Por último, debemos citar el Dictamen del Consejo Consultivo, que realiza un exhaustivo análisis de la documental obrante en el expediente administrativo, concluyendo que en este caso no se aprecia indicio alguno de infracción de la lex artis en la asistencia sanitaria dispensada. Dice este informe:
'V. Requisitos sustantivos: daños, relación de causalidad y antijuricidad de aquél. La existencia del daño efectivo que es objeto de reclamación, asociado a la muerte de la paciente D.ª Antonia, se hace patente en el natural entendimiento de que se trata del resultado lesivo inherente a cualquier fallecimiento surgido dentro del entorno afectivo y familiar de la víctima, con presumibles repercusiones de índole económica y moral.
Abordando a continuación el análisis de la relación causal invocada por la parte reclamante y del carácter antijurídico de los daños aducidos, debe considerarse que el interesado ha configurado la causa de su petición en un funcionamiento anormal del servicio sanitario prestado en el Hospital Universitario de Albacete, atribuyendo la pérdida de su esposa a una violación de la lex artis ad hoc ante la falta de explicación alguna de cómo es posible que se produjera un desgarro de las ramas arteriales de gran extensión, pese a la técnica VATS que se usó.
Al respecto, los informes médicos obrantes en el expediente no cuestionan el nexo causal entre el daño iatrogénico y el fallecimiento, ni tampoco que la causa de la muerte fue la complicación surgida durante la intervención al producirse el desgarro indicado que provocó una hemorragia masiva y subsiguiente parada cardiaca que no fue posible revertir pese a los esfuerzos desplegados.
Admitida la relación causal alegada, viene al caso recordar la tradicional distinción doctrinal entre el dispar nivel de exigencia aplicable a las actuaciones de la ciencia médica en sus ramas curativa y satisfactiva -por todas, Sentencia del Tribunal Supremo de 3 de octubre de 2000 (Ar. RJ 2000,7799 FJ 9º)-, incluyendo dentro del ámbito de la primera a aquellas intervenciones en las que, persiguiéndose la curación del enfermo, la diligencia del médico consiste en emplear todos los medios a su alcance para conseguirla, pero sin operar una garantía de resultado que sólo es propia de la medicina satisfactiva. Las limitaciones evidentes de la ciencia médica y de la técnica desarrollada en esa disciplina, que impiden garantizar un resultado frente a cualquier dolencia o enfermedad, obligan a ponderar conjuntamente la habitual concurrencia de los riesgos derivados del propio proceso patológico padecido, de las pruebas y exploraciones realizadas en su diagnóstico y de los tratamientos e intervenciones prescritos para su curación bajo el prisma de la lex artis ad hoc, concepto que se ha erigido en nuestra jurisprudencia como piedra angular para ponderar la idoneidad del actuar de los servicios sanitarios y declarar, en caso de desatención, la responsabilidad patrimonial de la Administración, de suerte que cuando la actuación médica se ha movido dentro de los criterios de dicha lex artis el paciente debe soportar los daños derivados de los riesgos vinculados a las técnicas y tratamientos empleados, en tanto que los mismos carecerían del carácter antijurídico exigido por el instituto de la responsabilidad patrimonial de la Administración. Como expresión legal positivada de dicho criterio jurisprudencial, el vigente tenor del artículo 141.1 de la Ley 30/1992 de 26 de noviembre, instauró como regla de ponderación de la antijuridicidad, aplicable al caso planteado, que 'no serán indemnizables los daños que se deriven de hechos o circunstancias que no se hubiesen podido prever o evitar según el estado de los conocimientos de la ciencia o de la técnica existentes en el momento de producción de aquéllos [...]'.

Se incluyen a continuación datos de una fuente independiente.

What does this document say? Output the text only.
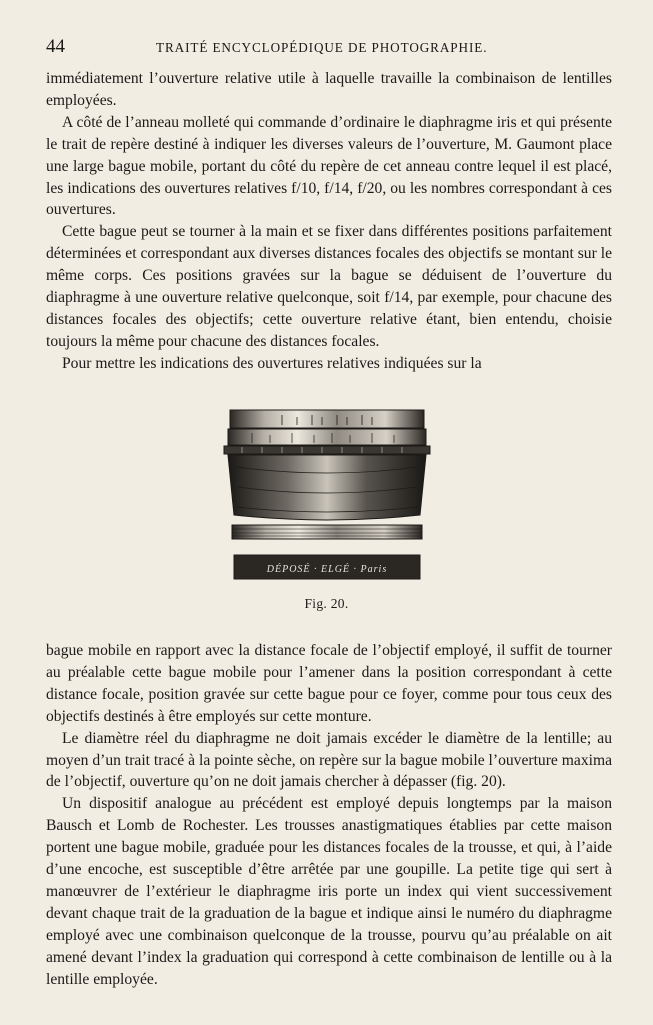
44	TRAITÉ ENCYCLOPÉDIQUE DE PHOTOGRAPHIE.

immédiatement l’ouverture relative utile à laquelle travaille la combinaison de lentilles employées.

A côté de l’anneau molleté qui commande d’ordinaire le diaphragme iris et qui présente le trait de repère destiné à indiquer les diverses valeurs de l’ouverture, M. Gaumont place une large bague mobile, portant du côté du repère de cet anneau contre lequel il est placé, les indications des ouvertures relatives f/10, f/14, f/20, ou les nombres correspondant à ces ouvertures.

Cette bague peut se tourner à la main et se fixer dans différentes positions parfaitement déterminées et correspondant aux diverses distances focales des objectifs se montant sur le même corps. Ces positions gravées sur la bague se déduisent de l’ouverture du diaphragme à une ouverture relative quelconque, soit f/14, par exemple, pour chacune des distances focales des objectifs; cette ouverture relative étant, bien entendu, choisie toujours la même pour chacune des distances focales.

Pour mettre les indications des ouvertures relatives indiquées sur la

DÉPOSÉ · ELGÉ · Paris
Fig. 20.

bague mobile en rapport avec la distance focale de l’objectif employé, il suffit de tourner au préalable cette bague mobile pour l’amener dans la position correspondant à cette distance focale, position gravée sur cette bague pour ce foyer, comme pour tous ceux des objectifs destinés à être employés sur cette monture.

Le diamètre réel du diaphragme ne doit jamais excéder le diamètre de la lentille; au moyen d’un trait tracé à la pointe sèche, on repère sur la bague mobile l’ouverture maxima de l’objectif, ouverture qu’on ne doit jamais chercher à dépasser (fig. 20).

Un dispositif analogue au précédent est employé depuis longtemps par la maison Bausch et Lomb de Rochester. Les trousses anastigmatiques établies par cette maison portent une bague mobile, graduée pour les distances focales de la trousse, et qui, à l’aide d’une encoche, est susceptible d’être arrêtée par une goupille. La petite tige qui sert à manœuvrer de l’extérieur le diaphragme iris porte un index qui vient successivement devant chaque trait de la graduation de la bague et indique ainsi le numéro du diaphragme employé avec une combinaison quelconque de la trousse, pourvu qu’au préalable on ait amené devant l’index la graduation qui correspond à cette combinaison de lentille ou à la lentille employée.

Dicho esto, procede analizar el cumplimiento de la citada lex artis en el presente caso, a cuyo efecto ha de partirse de que la parte reclamante no concreta el tipo de negligencia que estima cometida por la Administración sanitaria, sino que funda directamente la imputación del daño en el luctuoso resultado de la intervención quirúrgica. Debe señalarse igualmente que la reclamación se encuentra desprovista de respaldo probatorio al no haber aportado informe médico o pericial alguno, por lo que el examen de la misma debe efectuarse en base a la historia clínica y a los informes médicos incorporados por la Administración y su compañía aseguradora.

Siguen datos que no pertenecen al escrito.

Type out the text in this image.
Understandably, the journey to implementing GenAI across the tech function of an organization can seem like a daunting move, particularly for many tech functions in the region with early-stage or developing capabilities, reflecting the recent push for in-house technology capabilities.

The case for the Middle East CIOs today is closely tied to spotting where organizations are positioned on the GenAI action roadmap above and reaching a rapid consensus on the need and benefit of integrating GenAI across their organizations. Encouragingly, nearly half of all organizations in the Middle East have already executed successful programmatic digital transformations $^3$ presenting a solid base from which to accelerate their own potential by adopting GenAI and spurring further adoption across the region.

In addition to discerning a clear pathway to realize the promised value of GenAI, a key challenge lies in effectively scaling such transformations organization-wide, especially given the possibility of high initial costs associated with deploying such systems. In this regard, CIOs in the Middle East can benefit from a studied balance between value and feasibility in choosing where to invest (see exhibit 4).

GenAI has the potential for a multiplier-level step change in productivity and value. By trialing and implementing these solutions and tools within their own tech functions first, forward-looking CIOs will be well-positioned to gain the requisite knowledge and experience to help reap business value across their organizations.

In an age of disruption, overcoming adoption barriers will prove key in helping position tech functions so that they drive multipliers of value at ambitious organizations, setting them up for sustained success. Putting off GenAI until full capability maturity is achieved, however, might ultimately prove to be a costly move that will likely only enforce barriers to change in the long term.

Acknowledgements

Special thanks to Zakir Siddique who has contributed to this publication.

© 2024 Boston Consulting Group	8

De acuerdo con lo anterior, cabe señalar que del análisis del expediente administrativo no se aprecia indicio alguno de infracción de la lex artis en la asistencia sanitaria dispensada, pues la intervención quirúrgica durante cuya realización se produjo la lesión que provocó el fallecimiento de la paciente, era la indicada para el tratamiento de la gravísima patología que esta padecía -tumoración de pulmón sospechosa de malignidad- y que, como bien señala el Jefe de Servicio de Cirugía Torácica, era el único tratamiento potencialmente curativo, por lo que no cabe cuestionar la decisión de realizar la lobectomía pese a la presencia de adenopatías y tejido fibroso en la zona a intervenir que dificultaban la disección, las cuales no habían podido ser detectadas previamente.
Tampoco existen elementos de juicio para apreciar impericia o mala praxis de la cirujana, pues todos los informes médicos disponibles avalan la actuación médica desarrollada, sin que, por su parte, el reclamante haya aportado prueba alguna, ni siquiera de carácter indiciario, de lo contrario.

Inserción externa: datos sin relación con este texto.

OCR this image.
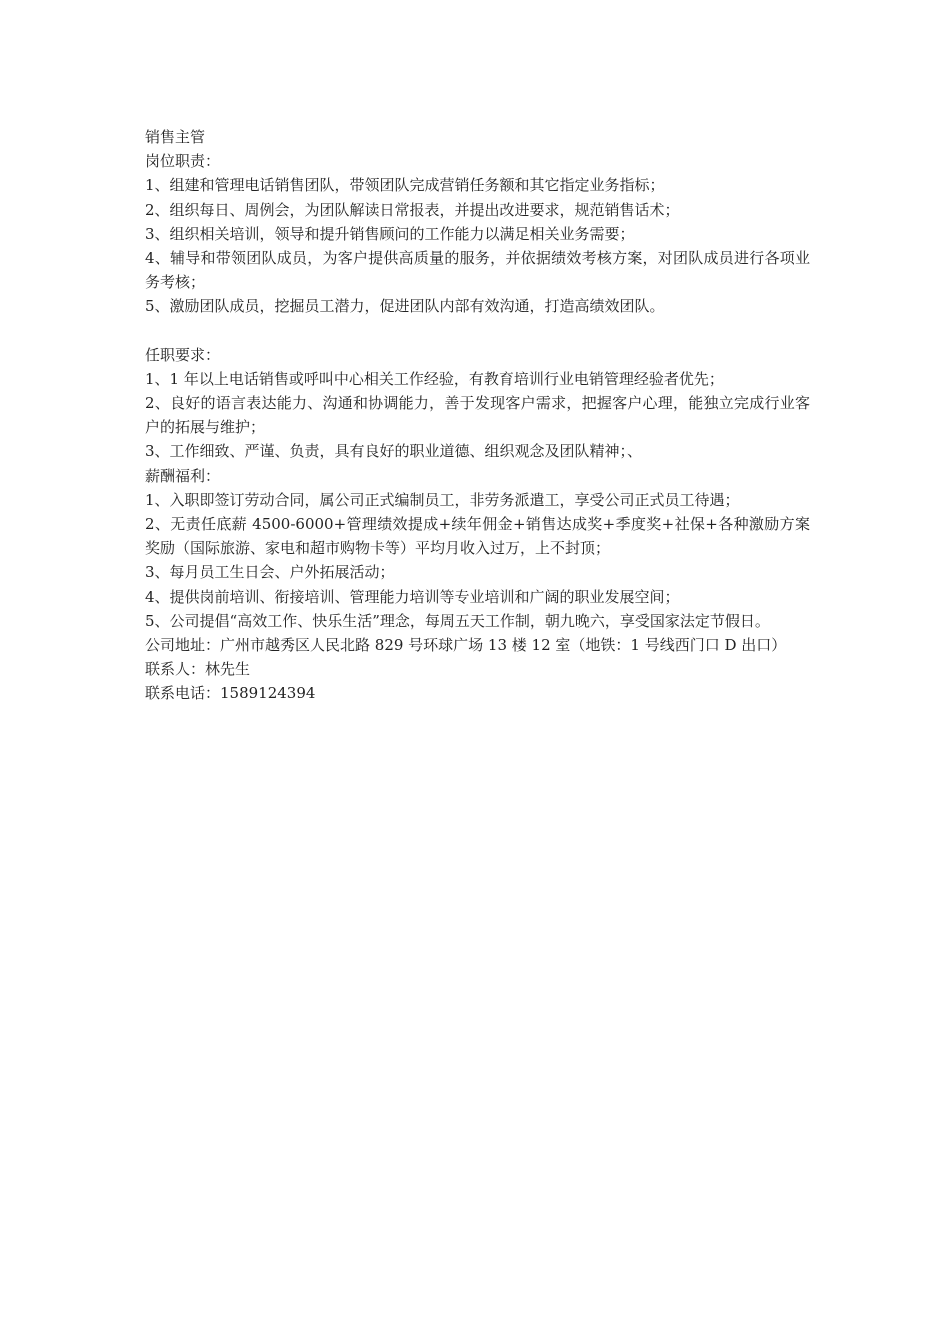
销售主管
岗位职责：
1、组建和管理电话销售团队，带领团队完成营销任务额和其它指定业务指标；
2、组织每日、周例会，为团队解读日常报表，并提出改进要求，规范销售话术；
3、组织相关培训，领导和提升销售顾问的工作能力以满足相关业务需要；
4、辅导和带领团队成员，为客户提供高质量的服务，并依据绩效考核方案，对团队成员进行各项业务考核；
5、激励团队成员，挖掘员工潜力，促进团队内部有效沟通，打造高绩效团队。
任职要求：
1、1 年以上电话销售或呼叫中心相关工作经验，有教育培训行业电销管理经验者优先；
2、良好的语言表达能力、沟通和协调能力，善于发现客户需求，把握客户心理，能独立完成行业客户的拓展与维护；
3、工作细致、严谨、负责，具有良好的职业道德、组织观念及团队精神；、
薪酬福利：
1、入职即签订劳动合同，属公司正式编制员工，非劳务派遣工，享受公司正式员工待遇；
2、无责任底薪 4500-6000+管理绩效提成+续年佣金+销售达成奖+季度奖+社保+各种激励方案奖励（国际旅游、家电和超市购物卡等）平均月收入过万，上不封顶；
3、每月员工生日会、户外拓展活动；
4、提供岗前培训、衔接培训、管理能力培训等专业培训和广阔的职业发展空间；
5、公司提倡“高效工作、快乐生活”理念，每周五天工作制，朝九晚六，享受国家法定节假日。
公司地址：广州市越秀区人民北路 829 号环球广场 13 楼 12 室（地铁：1 号线西门口 D 出口）
联系人：林先生
联系电话：1589124394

En concreto, tanto el protocolo quirúrgico como el informe del alta hospitalaria por exitus ponen de manifiesto las dificultades que encontró la cirujana durante la intervención, al consignar el primero de ellos que 'A nivel de la ventana Ao-pulmonar existen adenopatías y tejido fibroso que dificultan la intervención' (folio 38). Dicho documento acredita la existencia del citado inconveniente que complicó la intervención y, asimismo, demuestra que no es cierta la afirmación efectuada por la parte reclamante que niega su existencia considerando que 'se lo ha inventado' el Jefe de Cirugía Torácica con la finalidad 'de librar de responsabilidad a quien, con su actuación desencadenó la muerte de un ser humano' (folio 176).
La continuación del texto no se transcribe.